The state is dragging its feet over the electoral reforms that we were supposed to see before the advent of the 2018 general elections. One of the most important changes to take place before the next round of the electoral franchise is the purchase of Electronic Voting Machines (EVMs), to replace the old thumbprint voting process, but even this necessary change is taking much longer than it should. Procuring 300,000 EVMs – an important purchase – is likely to cost the country Rs30 billion. This means that the government has till June to get its act together and chalk out some reforms, or else the Election Commission of Pakistan (ECP) will be unable to get the funds released after the yearly budget has been finalised.

Reports reveal that progress (or lack thereof) on the electoral reforms is also ostensibly linked to the procurement of these machines. The ECP will need time to implement any proposed changes; it has a list of 15 tasks to complete before the elections are held, regardless of whether any changes to electoral laws are made in time. These include delimitation/reformulation of constituencies, updating the electoral rolls, enlisting political parties, appointing and training returning officers and others.

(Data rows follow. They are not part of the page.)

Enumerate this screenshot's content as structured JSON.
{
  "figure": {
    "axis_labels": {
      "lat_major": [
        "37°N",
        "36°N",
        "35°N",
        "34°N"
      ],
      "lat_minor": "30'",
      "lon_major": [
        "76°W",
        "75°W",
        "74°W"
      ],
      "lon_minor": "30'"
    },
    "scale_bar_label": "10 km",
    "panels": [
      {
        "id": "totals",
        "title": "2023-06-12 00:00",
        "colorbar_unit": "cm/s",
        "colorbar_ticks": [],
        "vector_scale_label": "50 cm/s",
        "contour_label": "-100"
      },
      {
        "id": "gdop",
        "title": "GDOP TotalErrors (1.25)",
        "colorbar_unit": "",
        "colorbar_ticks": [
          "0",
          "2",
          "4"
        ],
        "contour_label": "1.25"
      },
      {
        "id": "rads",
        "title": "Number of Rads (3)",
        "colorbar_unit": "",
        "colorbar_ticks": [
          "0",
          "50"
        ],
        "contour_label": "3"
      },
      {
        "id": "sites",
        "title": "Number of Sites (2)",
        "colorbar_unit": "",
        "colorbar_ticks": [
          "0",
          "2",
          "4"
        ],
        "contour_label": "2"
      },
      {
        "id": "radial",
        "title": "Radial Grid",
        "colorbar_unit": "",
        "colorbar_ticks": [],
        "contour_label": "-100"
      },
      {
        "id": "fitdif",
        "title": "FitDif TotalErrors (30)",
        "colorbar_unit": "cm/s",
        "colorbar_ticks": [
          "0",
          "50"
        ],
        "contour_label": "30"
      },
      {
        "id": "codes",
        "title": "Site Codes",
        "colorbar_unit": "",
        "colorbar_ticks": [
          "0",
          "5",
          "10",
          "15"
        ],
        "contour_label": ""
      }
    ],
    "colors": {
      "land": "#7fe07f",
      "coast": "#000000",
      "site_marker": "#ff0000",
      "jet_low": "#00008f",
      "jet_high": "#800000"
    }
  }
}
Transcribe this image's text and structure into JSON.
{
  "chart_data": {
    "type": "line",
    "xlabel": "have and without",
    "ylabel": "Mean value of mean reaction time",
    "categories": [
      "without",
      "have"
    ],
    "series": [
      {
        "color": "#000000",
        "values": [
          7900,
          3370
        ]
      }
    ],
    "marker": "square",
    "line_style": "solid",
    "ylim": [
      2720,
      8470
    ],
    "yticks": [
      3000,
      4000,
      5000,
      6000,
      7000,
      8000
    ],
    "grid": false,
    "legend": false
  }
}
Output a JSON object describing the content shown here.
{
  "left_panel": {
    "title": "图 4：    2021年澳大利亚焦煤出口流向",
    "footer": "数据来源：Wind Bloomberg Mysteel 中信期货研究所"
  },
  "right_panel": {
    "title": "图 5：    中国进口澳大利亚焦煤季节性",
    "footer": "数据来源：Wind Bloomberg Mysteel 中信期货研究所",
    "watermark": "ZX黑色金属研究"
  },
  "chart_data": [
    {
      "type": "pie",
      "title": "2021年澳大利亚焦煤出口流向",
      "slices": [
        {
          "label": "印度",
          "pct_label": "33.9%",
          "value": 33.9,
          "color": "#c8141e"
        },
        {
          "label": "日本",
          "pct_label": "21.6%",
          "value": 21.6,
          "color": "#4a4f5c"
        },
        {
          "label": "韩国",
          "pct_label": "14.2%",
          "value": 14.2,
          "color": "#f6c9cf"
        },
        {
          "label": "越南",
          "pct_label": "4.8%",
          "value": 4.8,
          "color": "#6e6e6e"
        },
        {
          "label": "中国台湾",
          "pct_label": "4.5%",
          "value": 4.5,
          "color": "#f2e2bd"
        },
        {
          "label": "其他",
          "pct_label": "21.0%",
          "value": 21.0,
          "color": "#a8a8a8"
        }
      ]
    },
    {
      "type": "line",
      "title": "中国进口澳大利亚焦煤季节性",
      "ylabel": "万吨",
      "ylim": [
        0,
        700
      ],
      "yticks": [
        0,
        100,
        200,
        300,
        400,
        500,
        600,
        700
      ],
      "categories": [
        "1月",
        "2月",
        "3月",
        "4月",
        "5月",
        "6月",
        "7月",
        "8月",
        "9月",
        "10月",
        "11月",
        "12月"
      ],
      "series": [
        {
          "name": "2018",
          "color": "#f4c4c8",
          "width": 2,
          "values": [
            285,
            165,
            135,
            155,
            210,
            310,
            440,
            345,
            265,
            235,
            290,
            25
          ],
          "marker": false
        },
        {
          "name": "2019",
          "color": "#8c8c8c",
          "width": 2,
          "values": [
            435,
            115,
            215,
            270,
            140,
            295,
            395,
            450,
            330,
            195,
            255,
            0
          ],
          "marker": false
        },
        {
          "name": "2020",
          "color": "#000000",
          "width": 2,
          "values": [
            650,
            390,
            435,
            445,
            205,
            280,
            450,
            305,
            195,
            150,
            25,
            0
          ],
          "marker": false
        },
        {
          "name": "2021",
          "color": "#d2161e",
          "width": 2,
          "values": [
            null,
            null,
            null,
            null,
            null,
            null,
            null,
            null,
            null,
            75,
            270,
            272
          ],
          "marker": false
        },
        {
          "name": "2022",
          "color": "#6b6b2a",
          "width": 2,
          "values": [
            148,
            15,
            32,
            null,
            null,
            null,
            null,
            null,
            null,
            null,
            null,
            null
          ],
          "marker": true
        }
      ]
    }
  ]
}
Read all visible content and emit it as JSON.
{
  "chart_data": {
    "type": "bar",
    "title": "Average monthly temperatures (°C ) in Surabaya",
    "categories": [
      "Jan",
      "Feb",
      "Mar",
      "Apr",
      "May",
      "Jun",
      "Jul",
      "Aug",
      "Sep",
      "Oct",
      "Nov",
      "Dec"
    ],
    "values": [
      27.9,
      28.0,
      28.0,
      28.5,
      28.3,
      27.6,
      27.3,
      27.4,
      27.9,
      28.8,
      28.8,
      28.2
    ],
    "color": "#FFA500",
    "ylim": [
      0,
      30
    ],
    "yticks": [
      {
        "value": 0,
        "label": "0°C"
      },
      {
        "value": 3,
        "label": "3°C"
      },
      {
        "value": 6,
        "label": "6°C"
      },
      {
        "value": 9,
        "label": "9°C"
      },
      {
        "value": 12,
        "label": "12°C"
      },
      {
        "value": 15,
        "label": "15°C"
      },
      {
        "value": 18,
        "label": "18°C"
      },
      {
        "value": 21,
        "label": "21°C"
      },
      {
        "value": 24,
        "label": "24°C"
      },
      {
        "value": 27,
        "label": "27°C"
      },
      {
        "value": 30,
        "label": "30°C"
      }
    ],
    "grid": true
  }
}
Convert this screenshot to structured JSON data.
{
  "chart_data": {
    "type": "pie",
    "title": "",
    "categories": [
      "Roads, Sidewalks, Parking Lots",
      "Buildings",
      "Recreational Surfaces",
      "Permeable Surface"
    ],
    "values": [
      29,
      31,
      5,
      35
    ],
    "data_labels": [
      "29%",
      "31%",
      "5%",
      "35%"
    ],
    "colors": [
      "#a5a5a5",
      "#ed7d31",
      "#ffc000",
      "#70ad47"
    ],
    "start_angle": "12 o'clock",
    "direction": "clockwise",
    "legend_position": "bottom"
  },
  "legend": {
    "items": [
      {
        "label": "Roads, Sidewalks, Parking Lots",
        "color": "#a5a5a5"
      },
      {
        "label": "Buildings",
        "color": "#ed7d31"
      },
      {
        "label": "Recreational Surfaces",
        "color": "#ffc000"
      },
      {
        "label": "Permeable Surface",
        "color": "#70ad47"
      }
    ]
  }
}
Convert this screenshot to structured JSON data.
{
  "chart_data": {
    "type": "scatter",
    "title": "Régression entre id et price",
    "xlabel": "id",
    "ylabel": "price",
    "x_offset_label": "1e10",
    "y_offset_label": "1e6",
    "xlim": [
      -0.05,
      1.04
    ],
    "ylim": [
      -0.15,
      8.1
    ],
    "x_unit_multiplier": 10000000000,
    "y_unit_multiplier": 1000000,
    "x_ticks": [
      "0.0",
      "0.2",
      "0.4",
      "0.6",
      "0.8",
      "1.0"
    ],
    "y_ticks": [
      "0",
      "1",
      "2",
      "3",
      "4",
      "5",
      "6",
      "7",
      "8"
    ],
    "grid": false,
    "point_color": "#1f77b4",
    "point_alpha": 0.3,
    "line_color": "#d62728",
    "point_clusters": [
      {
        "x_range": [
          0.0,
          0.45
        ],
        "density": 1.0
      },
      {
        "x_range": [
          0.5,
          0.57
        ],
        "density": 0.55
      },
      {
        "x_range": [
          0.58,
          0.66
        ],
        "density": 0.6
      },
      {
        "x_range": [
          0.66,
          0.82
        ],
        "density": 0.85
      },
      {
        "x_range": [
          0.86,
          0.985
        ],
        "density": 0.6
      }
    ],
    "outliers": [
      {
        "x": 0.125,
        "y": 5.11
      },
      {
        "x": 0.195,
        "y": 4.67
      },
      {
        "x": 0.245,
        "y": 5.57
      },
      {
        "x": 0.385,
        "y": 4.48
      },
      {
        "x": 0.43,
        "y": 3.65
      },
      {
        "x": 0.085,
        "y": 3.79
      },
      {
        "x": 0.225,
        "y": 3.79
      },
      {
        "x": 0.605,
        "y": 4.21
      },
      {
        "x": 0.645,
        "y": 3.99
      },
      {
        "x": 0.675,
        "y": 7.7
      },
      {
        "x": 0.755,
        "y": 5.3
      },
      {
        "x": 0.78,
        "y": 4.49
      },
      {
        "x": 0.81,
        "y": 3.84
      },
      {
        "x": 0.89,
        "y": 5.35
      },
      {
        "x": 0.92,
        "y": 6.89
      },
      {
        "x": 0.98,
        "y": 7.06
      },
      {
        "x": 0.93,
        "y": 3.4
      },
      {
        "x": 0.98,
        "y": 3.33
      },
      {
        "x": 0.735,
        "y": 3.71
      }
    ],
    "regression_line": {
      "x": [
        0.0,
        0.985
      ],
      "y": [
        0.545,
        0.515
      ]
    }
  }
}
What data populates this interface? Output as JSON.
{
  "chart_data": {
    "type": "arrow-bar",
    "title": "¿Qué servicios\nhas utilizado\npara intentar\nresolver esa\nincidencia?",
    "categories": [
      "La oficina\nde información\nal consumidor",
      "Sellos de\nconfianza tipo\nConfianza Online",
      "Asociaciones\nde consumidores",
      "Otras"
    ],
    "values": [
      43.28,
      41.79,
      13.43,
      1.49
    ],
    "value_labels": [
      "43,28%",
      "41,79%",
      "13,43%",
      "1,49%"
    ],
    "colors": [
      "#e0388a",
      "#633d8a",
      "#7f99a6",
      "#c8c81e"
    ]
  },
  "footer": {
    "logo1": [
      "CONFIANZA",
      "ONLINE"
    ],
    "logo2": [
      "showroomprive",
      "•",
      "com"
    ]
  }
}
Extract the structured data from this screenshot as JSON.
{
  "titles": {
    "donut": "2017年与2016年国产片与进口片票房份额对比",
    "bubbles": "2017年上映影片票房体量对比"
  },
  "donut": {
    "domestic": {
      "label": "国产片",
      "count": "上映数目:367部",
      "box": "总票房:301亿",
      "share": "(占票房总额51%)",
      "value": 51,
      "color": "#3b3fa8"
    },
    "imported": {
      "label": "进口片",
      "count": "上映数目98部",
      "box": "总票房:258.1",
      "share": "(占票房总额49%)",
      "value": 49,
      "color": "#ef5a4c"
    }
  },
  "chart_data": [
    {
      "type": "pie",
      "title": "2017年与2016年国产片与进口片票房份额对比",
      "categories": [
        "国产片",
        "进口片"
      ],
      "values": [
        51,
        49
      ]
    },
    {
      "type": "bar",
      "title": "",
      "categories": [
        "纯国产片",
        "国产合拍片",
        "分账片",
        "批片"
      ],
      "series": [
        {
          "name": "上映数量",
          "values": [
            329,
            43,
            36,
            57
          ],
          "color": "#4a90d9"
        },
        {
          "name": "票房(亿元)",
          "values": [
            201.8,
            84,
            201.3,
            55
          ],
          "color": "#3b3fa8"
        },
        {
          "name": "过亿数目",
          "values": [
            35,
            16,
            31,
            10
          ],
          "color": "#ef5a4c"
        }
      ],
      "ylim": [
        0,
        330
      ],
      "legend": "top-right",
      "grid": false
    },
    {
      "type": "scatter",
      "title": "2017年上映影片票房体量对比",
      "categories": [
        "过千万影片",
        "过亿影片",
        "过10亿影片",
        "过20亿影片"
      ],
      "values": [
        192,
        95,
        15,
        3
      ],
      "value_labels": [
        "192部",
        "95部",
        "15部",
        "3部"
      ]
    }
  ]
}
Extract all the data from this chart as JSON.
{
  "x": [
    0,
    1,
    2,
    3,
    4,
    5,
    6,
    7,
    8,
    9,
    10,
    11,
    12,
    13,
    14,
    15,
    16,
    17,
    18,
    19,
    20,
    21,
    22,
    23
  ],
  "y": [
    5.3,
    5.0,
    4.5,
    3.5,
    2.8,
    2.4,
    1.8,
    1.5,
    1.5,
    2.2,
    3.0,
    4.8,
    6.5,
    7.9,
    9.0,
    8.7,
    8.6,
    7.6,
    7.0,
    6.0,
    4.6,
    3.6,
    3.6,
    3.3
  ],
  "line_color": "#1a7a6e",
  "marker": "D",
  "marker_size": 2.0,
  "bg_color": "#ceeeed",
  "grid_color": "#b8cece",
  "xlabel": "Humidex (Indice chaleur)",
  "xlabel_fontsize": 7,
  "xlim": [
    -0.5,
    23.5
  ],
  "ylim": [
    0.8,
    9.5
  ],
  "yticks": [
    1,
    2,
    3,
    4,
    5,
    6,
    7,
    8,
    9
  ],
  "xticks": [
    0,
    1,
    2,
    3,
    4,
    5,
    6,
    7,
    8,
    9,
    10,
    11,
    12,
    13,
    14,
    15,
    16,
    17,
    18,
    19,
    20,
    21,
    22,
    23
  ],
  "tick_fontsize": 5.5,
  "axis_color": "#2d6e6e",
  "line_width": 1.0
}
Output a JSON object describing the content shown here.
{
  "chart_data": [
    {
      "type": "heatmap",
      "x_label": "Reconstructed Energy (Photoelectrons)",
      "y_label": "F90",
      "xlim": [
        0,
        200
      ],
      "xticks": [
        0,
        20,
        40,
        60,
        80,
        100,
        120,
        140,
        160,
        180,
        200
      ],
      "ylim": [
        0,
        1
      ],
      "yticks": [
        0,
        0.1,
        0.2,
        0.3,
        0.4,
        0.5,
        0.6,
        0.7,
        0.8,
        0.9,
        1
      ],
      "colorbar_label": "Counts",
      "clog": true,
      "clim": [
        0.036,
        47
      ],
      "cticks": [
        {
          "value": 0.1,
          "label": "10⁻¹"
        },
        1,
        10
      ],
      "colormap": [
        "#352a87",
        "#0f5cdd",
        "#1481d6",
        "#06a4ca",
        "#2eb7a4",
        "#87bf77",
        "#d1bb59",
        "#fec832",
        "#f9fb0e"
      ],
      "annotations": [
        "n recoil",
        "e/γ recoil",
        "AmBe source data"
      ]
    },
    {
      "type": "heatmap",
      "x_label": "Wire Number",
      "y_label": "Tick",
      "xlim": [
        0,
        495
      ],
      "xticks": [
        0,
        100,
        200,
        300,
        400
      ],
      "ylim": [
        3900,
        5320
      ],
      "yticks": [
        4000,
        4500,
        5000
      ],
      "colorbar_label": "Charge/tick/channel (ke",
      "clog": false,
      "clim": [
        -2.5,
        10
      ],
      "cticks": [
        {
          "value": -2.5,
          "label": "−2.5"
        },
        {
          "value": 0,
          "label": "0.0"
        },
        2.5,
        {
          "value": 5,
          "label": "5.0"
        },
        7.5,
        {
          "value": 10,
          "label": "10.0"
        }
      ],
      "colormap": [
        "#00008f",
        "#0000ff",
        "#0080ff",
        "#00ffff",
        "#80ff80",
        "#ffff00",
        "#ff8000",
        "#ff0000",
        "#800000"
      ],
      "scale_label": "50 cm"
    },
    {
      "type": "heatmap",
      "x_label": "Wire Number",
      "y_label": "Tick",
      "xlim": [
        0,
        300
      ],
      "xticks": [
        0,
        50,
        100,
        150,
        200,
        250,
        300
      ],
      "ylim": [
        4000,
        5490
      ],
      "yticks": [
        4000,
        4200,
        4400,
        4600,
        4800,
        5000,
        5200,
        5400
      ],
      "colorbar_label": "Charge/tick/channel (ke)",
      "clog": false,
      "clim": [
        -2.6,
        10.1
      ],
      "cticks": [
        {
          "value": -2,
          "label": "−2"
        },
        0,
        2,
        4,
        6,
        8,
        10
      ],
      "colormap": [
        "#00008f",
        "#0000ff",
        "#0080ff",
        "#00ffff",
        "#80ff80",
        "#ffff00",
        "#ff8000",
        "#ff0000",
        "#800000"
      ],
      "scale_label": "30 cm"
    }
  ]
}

Less than a week after ECP Secretary wrote a letter to the National Assembly Speaker Ayaz Sadiq in the hopes to get the electoral reforms process expedited, the body finally ended its month-long boycott of the meetings regarding the subject, at the request of the speaker. While ending the boycott is a positive step, there was every indication that the institution, or at least some within it, were planning on extending this boycott, which reflects an overall indifference of all stakeholders (except the public).

At this point it is still touch-and-go, everyone involved in reforming the electoral process has essentially pointed fingers at one another for not dealing with this task earnestly. However, the truth is that the issue is only now being brought to light because there is not much time left before the next elections – the changes have to made now, or the people will have to wait through another government before any improvements can be seen.